Learning to Select Goals in Automated Planning with Deep-Q Learning
Carlos Núñez-Molina, Juan Fernández-Olivares, Raúl Pérez
TL;DR
This paper addresses real-time constrained automated planning by integrating a subgoal-selection mechanism learned with Deep Q-Learning into a planning-enabled agent. The authors formulate goal selection as a deterministic MDP (M^g) and deploy a CNN to predict the remaining plan length for each candidate subgoal, enabling efficient subgoal choice that is executed by a standard PDDL planner. Empirical results show that the approach (DQP) is substantially more sample-efficient than vanilla Deep Q-Learning, generalizes across GVGAI Boulder Dash levels, and dramatically reduces planning time compared to a state-of-the-art planner, solving all test levels within about 2 seconds.

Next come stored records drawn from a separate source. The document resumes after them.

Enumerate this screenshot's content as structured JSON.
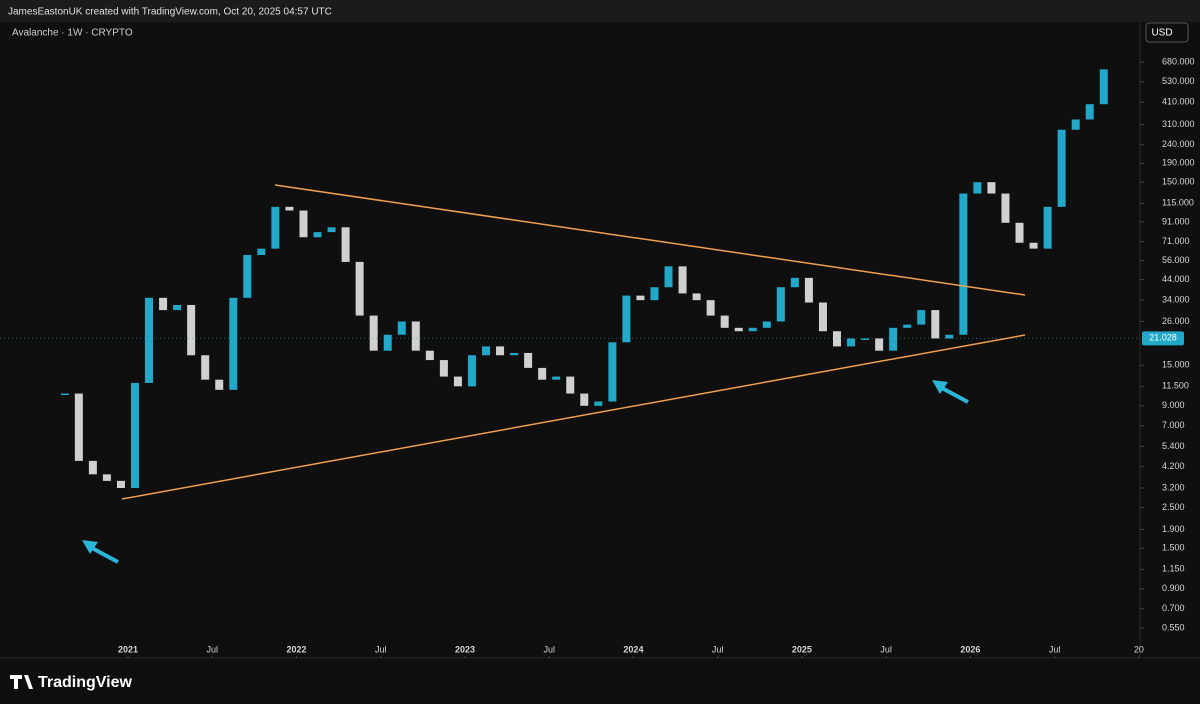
{
  "header": "JamesEastonUK created with TradingView.com, Oct 20, 2025 04:57 UTC",
  "footer": {
    "brand": "TradingView"
  },
  "chart_data": {
    "type": "candlestick",
    "title": "Avalanche · 1W · CRYPTO",
    "currency": "USD",
    "log": true,
    "up_color": "#22a9c9",
    "down_color": "#d0d0d0",
    "x": [
      "2020-08",
      "2020-09",
      "2020-10",
      "2020-11",
      "2020-12",
      "2021-01",
      "2021-02",
      "2021-03",
      "2021-04",
      "2021-05",
      "2021-06",
      "2021-07",
      "2021-08",
      "2021-09",
      "2021-10",
      "2021-11",
      "2021-12",
      "2022-01",
      "2022-02",
      "2022-03",
      "2022-04",
      "2022-05",
      "2022-06",
      "2022-07",
      "2022-08",
      "2022-09",
      "2022-10",
      "2022-11",
      "2022-12",
      "2023-01",
      "2023-02",
      "2023-03",
      "2023-04",
      "2023-05",
      "2023-06",
      "2023-07",
      "2023-08",
      "2023-09",
      "2023-10",
      "2023-11",
      "2023-12",
      "2024-01",
      "2024-02",
      "2024-03",
      "2024-04",
      "2024-05",
      "2024-06",
      "2024-07",
      "2024-08",
      "2024-09",
      "2024-10",
      "2024-11",
      "2024-12",
      "2025-01",
      "2025-02",
      "2025-03",
      "2025-04",
      "2025-05",
      "2025-06",
      "2025-07",
      "2025-08",
      "2025-09",
      "2025-10",
      "2025-11",
      "2025-12",
      "2026-01",
      "2026-02",
      "2026-03",
      "2026-04",
      "2026-05",
      "2026-06",
      "2026-07",
      "2026-08",
      "2026-09",
      "2026-10"
    ],
    "close": [
      10.5,
      4.5,
      3.8,
      3.5,
      3.2,
      12,
      35,
      30,
      32,
      17,
      12.5,
      11,
      35,
      60,
      65,
      110,
      105,
      75,
      80,
      85,
      55,
      28,
      18,
      22,
      26,
      18,
      16,
      13,
      11.5,
      17,
      19,
      17,
      17.5,
      14.5,
      12.5,
      13,
      10.5,
      9,
      9.5,
      20,
      36,
      34,
      40,
      52,
      37,
      34,
      28,
      24,
      23,
      24,
      26,
      40,
      45,
      33,
      23,
      19,
      21,
      21,
      18,
      24,
      25,
      30,
      21,
      22,
      130,
      150,
      130,
      90,
      70,
      65,
      110,
      290,
      330,
      400,
      620
    ],
    "ylim": [
      0.377,
      897
    ],
    "yticks": [
      {
        "value": 680,
        "label": "680.000"
      },
      {
        "value": 530,
        "label": "530.000"
      },
      {
        "value": 410,
        "label": "410.000"
      },
      {
        "value": 310,
        "label": "310.000"
      },
      {
        "value": 240,
        "label": "240.000"
      },
      {
        "value": 190,
        "label": "190.000"
      },
      {
        "value": 150,
        "label": "150.000"
      },
      {
        "value": 115,
        "label": "115.000"
      },
      {
        "value": 91,
        "label": "91.000"
      },
      {
        "value": 71,
        "label": "71.000"
      },
      {
        "value": 56,
        "label": "56.000"
      },
      {
        "value": 44,
        "label": "44.000"
      },
      {
        "value": 34,
        "label": "34.000"
      },
      {
        "value": 26,
        "label": "26.000"
      },
      {
        "value": 15,
        "label": "15.000"
      },
      {
        "value": 11.5,
        "label": "11.500"
      },
      {
        "value": 9,
        "label": "9.000"
      },
      {
        "value": 7,
        "label": "7.000"
      },
      {
        "value": 5.4,
        "label": "5.400"
      },
      {
        "value": 4.2,
        "label": "4.200"
      },
      {
        "value": 3.2,
        "label": "3.200"
      },
      {
        "value": 2.5,
        "label": "2.500"
      },
      {
        "value": 1.9,
        "label": "1.900"
      },
      {
        "value": 1.5,
        "label": "1.500"
      },
      {
        "value": 1.15,
        "label": "1.150"
      },
      {
        "value": 0.9,
        "label": "0.900"
      },
      {
        "value": 0.7,
        "label": "0.700"
      },
      {
        "value": 0.55,
        "label": "0.550"
      }
    ],
    "price_marker": 21.028,
    "xticks": [
      {
        "value": "2021-01",
        "label": "2021"
      },
      {
        "value": "2021-07",
        "label": "Jul"
      },
      {
        "value": "2022-01",
        "label": "2022"
      },
      {
        "value": "2022-07",
        "label": "Jul"
      },
      {
        "value": "2023-01",
        "label": "2023"
      },
      {
        "value": "2023-07",
        "label": "Jul"
      },
      {
        "value": "2024-01",
        "label": "2024"
      },
      {
        "value": "2024-07",
        "label": "Jul"
      },
      {
        "value": "2025-01",
        "label": "2025"
      },
      {
        "value": "2025-07",
        "label": "Jul"
      },
      {
        "value": "2026-01",
        "label": "2026"
      },
      {
        "value": "2026-07",
        "label": "Jul"
      },
      {
        "value": "2027-01",
        "label": "20"
      }
    ]
  }
}
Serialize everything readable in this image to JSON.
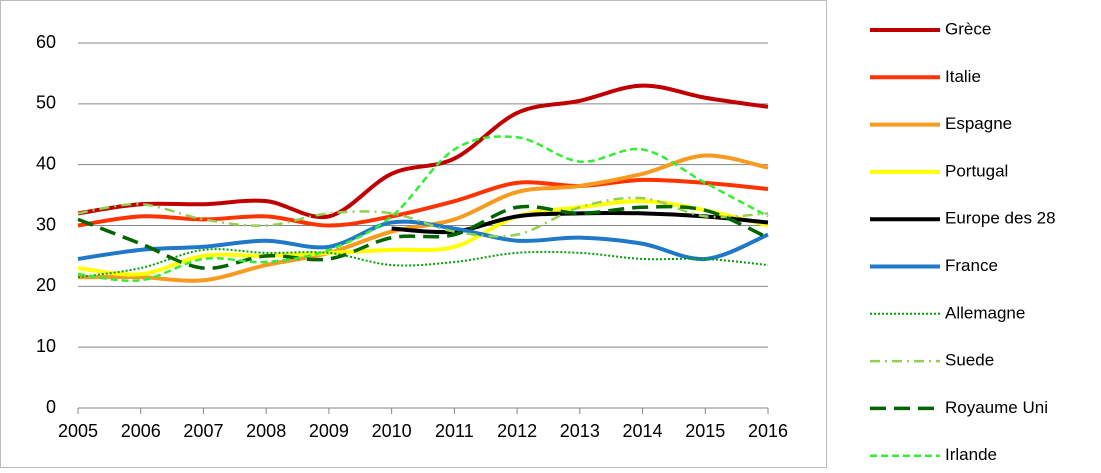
{
  "chart_data": {
    "type": "line",
    "x": [
      2005,
      2006,
      2007,
      2008,
      2009,
      2010,
      2011,
      2012,
      2013,
      2014,
      2015,
      2016
    ],
    "xlim": [
      2005,
      2016
    ],
    "xticks": [
      2005,
      2006,
      2007,
      2008,
      2009,
      2010,
      2011,
      2012,
      2013,
      2014,
      2015,
      2016
    ],
    "ylim": [
      0,
      60
    ],
    "yticks": [
      0,
      10,
      20,
      30,
      40,
      50,
      60
    ],
    "grid": true,
    "legend": "right",
    "series": [
      {
        "name": "Grèce",
        "color": "#c00000",
        "line_style": "solid",
        "values": [
          32,
          33.5,
          33.5,
          34,
          31.5,
          38.5,
          41,
          48.5,
          50.5,
          53,
          51,
          49.5
        ]
      },
      {
        "name": "Italie",
        "color": "#ff3300",
        "line_style": "solid",
        "values": [
          30,
          31.5,
          31,
          31.5,
          30,
          31.5,
          34,
          37,
          36.5,
          37.5,
          37,
          36
        ]
      },
      {
        "name": "Espagne",
        "color": "#f79a20",
        "line_style": "solid",
        "values": [
          21.5,
          21.5,
          21,
          23.5,
          25.5,
          29,
          31,
          35.5,
          36.5,
          38.5,
          41.5,
          39.5
        ]
      },
      {
        "name": "Portugal",
        "color": "#ffff00",
        "line_style": "solid",
        "values": [
          23,
          22,
          25,
          25,
          25.5,
          26,
          26.5,
          31.5,
          33,
          34,
          32.5,
          30
        ]
      },
      {
        "name": "Europe des 28",
        "color": "#000000",
        "line_style": "solid",
        "values": [
          null,
          null,
          null,
          null,
          null,
          29.5,
          29,
          31.5,
          32,
          32,
          31.5,
          30.5
        ]
      },
      {
        "name": "France",
        "color": "#1f78c8",
        "line_style": "solid",
        "values": [
          24.5,
          26,
          26.5,
          27.5,
          26.5,
          30.5,
          29.5,
          27.5,
          28,
          27,
          24.5,
          28.5
        ]
      },
      {
        "name": "Allemagne",
        "color": "#00a000",
        "line_style": "dotted",
        "values": [
          21.5,
          23,
          26,
          25.5,
          25.5,
          23.5,
          24,
          25.5,
          25.5,
          24.5,
          24.5,
          23.5
        ]
      },
      {
        "name": "Suede",
        "color": "#92d050",
        "line_style": "dashdot",
        "values": [
          32,
          33.5,
          31,
          30,
          32,
          32,
          29,
          28.5,
          33,
          34.5,
          31.5,
          32
        ]
      },
      {
        "name": "Royaume Uni",
        "color": "#006400",
        "line_style": "dashed",
        "values": [
          31,
          27,
          23,
          25,
          24.5,
          28,
          28.5,
          33,
          32,
          33,
          32.5,
          28
        ]
      },
      {
        "name": "Irlande",
        "color": "#33ee33",
        "line_style": "shortdash",
        "values": [
          22,
          21,
          24.5,
          24,
          26,
          31.5,
          42.5,
          44.5,
          40.5,
          42.5,
          37,
          31.5
        ]
      }
    ]
  }
}
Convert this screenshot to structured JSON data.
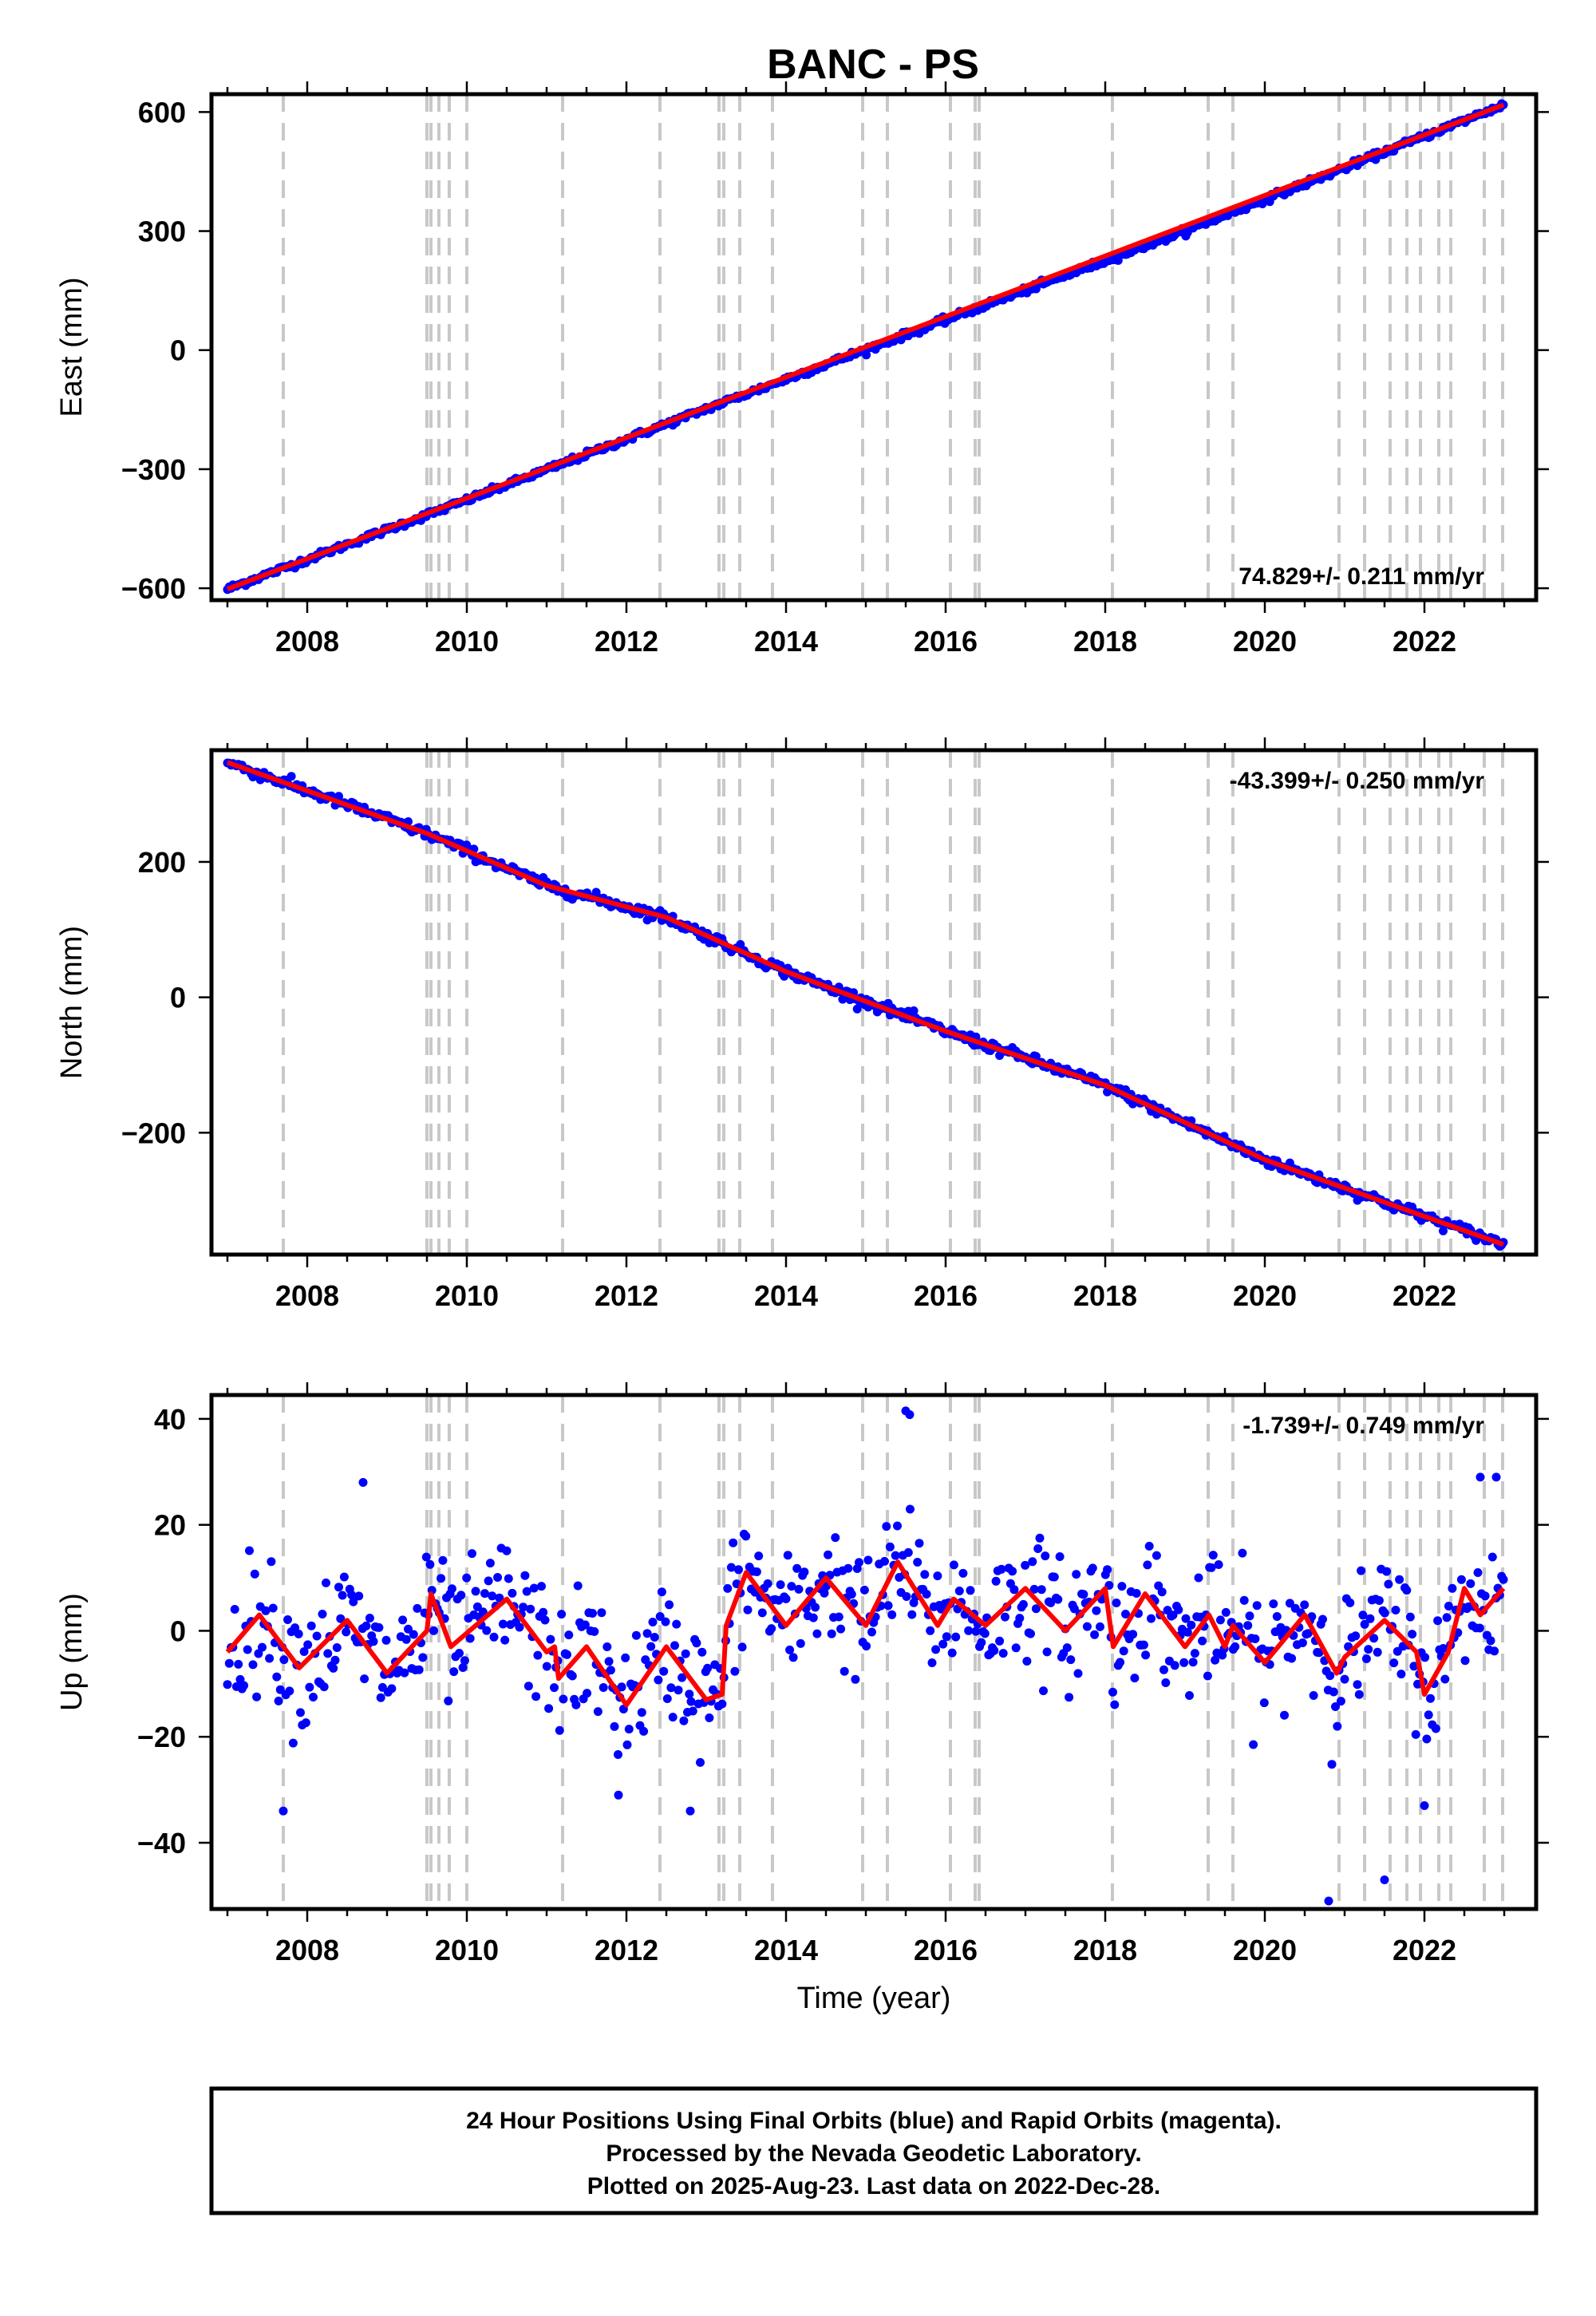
{
  "title": "BANC - PS",
  "footer": {
    "line1": "24 Hour Positions Using Final Orbits (blue) and Rapid Orbits (magenta).",
    "line2": "Processed by the Nevada Geodetic Laboratory.",
    "line3": "Plotted on 2025-Aug-23. Last data on 2022-Dec-28."
  },
  "colors": {
    "data": "#0000ff",
    "fit": "#ff0000",
    "offsets": "#c8c8c8",
    "frame": "#000000"
  },
  "chart_data": [
    {
      "type": "scatter",
      "component": "East",
      "ylabel": "East (mm)",
      "xlabel": "",
      "xlim": [
        2006.8,
        2023.4
      ],
      "ylim": [
        -630,
        645
      ],
      "xticks": [
        2008,
        2010,
        2012,
        2014,
        2016,
        2018,
        2020,
        2022
      ],
      "yticks": [
        -600,
        -300,
        0,
        300,
        600
      ],
      "ytick_labels": [
        "−600",
        "−300",
        "0",
        "300",
        "600"
      ],
      "rate_label": "74.829+/- 0.211 mm/yr",
      "rate_position": "bottom-right",
      "series": [
        {
          "style": "points",
          "x_range": [
            2007.0,
            2022.99
          ],
          "trend": [
            [
              2007.0,
              -602
            ],
            [
              2010.0,
              -378
            ],
            [
              2013.0,
              -148
            ],
            [
              2016.0,
              76
            ],
            [
              2019.0,
              300
            ],
            [
              2022.99,
              618
            ]
          ],
          "scatter_mm": 4
        },
        {
          "style": "line",
          "x": [
            2007.0,
            2022.99
          ],
          "y": [
            -602,
            618
          ]
        }
      ]
    },
    {
      "type": "scatter",
      "component": "North",
      "ylabel": "North (mm)",
      "xlabel": "",
      "xlim": [
        2006.8,
        2023.4
      ],
      "ylim": [
        -380,
        365
      ],
      "xticks": [
        2008,
        2010,
        2012,
        2014,
        2016,
        2018,
        2020,
        2022
      ],
      "yticks": [
        -200,
        0,
        200
      ],
      "ytick_labels": [
        "−200",
        "0",
        "200"
      ],
      "rate_label": "-43.399+/- 0.250 mm/yr",
      "rate_position": "top-right",
      "series": [
        {
          "style": "points",
          "x_range": [
            2007.0,
            2022.99
          ],
          "trend": [
            [
              2007.0,
              347
            ],
            [
              2009.5,
              242
            ],
            [
              2011.0,
              165
            ],
            [
              2012.5,
              118
            ],
            [
              2014.0,
              38
            ],
            [
              2016.0,
              -50
            ],
            [
              2018.0,
              -130
            ],
            [
              2020.0,
              -240
            ],
            [
              2022.99,
              -365
            ]
          ],
          "scatter_mm": 4
        },
        {
          "style": "line",
          "x": [
            2007.0,
            2009.5,
            2011.0,
            2012.5,
            2014.0,
            2016.0,
            2018.0,
            2020.0,
            2022.99
          ],
          "y": [
            347,
            242,
            165,
            118,
            38,
            -50,
            -130,
            -240,
            -365
          ]
        }
      ]
    },
    {
      "type": "scatter",
      "component": "Up",
      "ylabel": "Up (mm)",
      "xlabel": "Time (year)",
      "xlim": [
        2006.8,
        2023.4
      ],
      "ylim": [
        -52.5,
        44.5
      ],
      "xticks": [
        2008,
        2010,
        2012,
        2014,
        2016,
        2018,
        2020,
        2022
      ],
      "yticks": [
        -40,
        -20,
        0,
        20,
        40
      ],
      "ytick_labels": [
        "−40",
        "−20",
        "0",
        "20",
        "40"
      ],
      "rate_label": "-1.739+/- 0.749 mm/yr",
      "rate_position": "top-right",
      "series": [
        {
          "style": "points",
          "x_range": [
            2007.0,
            2022.99
          ],
          "scatter_mm": 6,
          "outliers": [
            [
              2007.7,
              -34
            ],
            [
              2011.9,
              -31
            ],
            [
              2012.8,
              -34
            ],
            [
              2015.5,
              41.5
            ],
            [
              2015.55,
              40.8
            ],
            [
              2020.8,
              -51
            ],
            [
              2021.5,
              -47
            ],
            [
              2022.0,
              -33
            ],
            [
              2008.7,
              28
            ],
            [
              2022.7,
              29
            ],
            [
              2022.9,
              29
            ]
          ]
        },
        {
          "style": "line",
          "x": [
            2007.0,
            2007.4,
            2007.9,
            2008.5,
            2009.0,
            2009.5,
            2009.55,
            2009.8,
            2010.5,
            2011.0,
            2011.1,
            2011.15,
            2011.5,
            2012.0,
            2012.5,
            2013.0,
            2013.2,
            2013.25,
            2013.5,
            2014.0,
            2014.5,
            2015.0,
            2015.4,
            2015.9,
            2016.1,
            2016.5,
            2017.0,
            2017.5,
            2018.0,
            2018.1,
            2018.5,
            2019.0,
            2019.3,
            2019.5,
            2019.6,
            2020.0,
            2020.5,
            2020.9,
            2021.0,
            2021.5,
            2021.9,
            2022.0,
            2022.3,
            2022.5,
            2022.7,
            2022.99
          ],
          "y": [
            -4,
            3,
            -7,
            2,
            -8,
            0,
            7,
            -3,
            6,
            -4,
            -3,
            -9,
            -3,
            -14,
            -3,
            -13,
            -12,
            1,
            11,
            1,
            10,
            1,
            13,
            1,
            6,
            1,
            8,
            0,
            8,
            -3,
            7,
            -3,
            3,
            -3,
            1,
            -6,
            3,
            -8,
            -5,
            2,
            -4,
            -12,
            -4,
            8,
            3,
            8
          ]
        }
      ]
    }
  ],
  "offset_epochs": [
    2007.7,
    2009.5,
    2009.55,
    2009.65,
    2009.78,
    2010.0,
    2011.2,
    2012.42,
    2013.16,
    2013.22,
    2013.42,
    2013.83,
    2014.96,
    2015.27,
    2016.06,
    2016.37,
    2016.42,
    2018.09,
    2019.29,
    2019.6,
    2020.93,
    2021.25,
    2021.57,
    2021.78,
    2021.95,
    2022.18,
    2022.33,
    2022.75,
    2022.98
  ]
}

These findings demonstrate the value of combining deliberative planning with learned subgoal selection to achieve fast, scalable, and generalizable intelligent behavior in real-time environments, with potential extensions to uncertain or dynamic settings.
Abstract
In this work we propose a planning and acting architecture endowed with a module which learns to select subgoals with Deep Q-Learning. This allows us to decrease the load of a planner when faced with scenarios with real-time restrictions. We have trained this architecture on a video game environment used as a standard test-bed for intelligent systems applications, testing it on different levels of the same game to evaluate its generalization abilities. We have measured the performance of our approach as more training data is made available, as well as compared it with both a state-of-the-art, classical planner and the standard Deep Q-Learning algorithm. The results obtained show our model performs better than the alternative methods considered, when both plan quality (plan length) and time requirements are taken into account. On the one hand, it is more sample-efficient than standard Deep Q-Learning, and it is able to generalize better across levels. On the other hand, it reduces problem-solving time when compared with a state-of-the-art automated planner, at the expense of obtaining plans with only 9% more actions.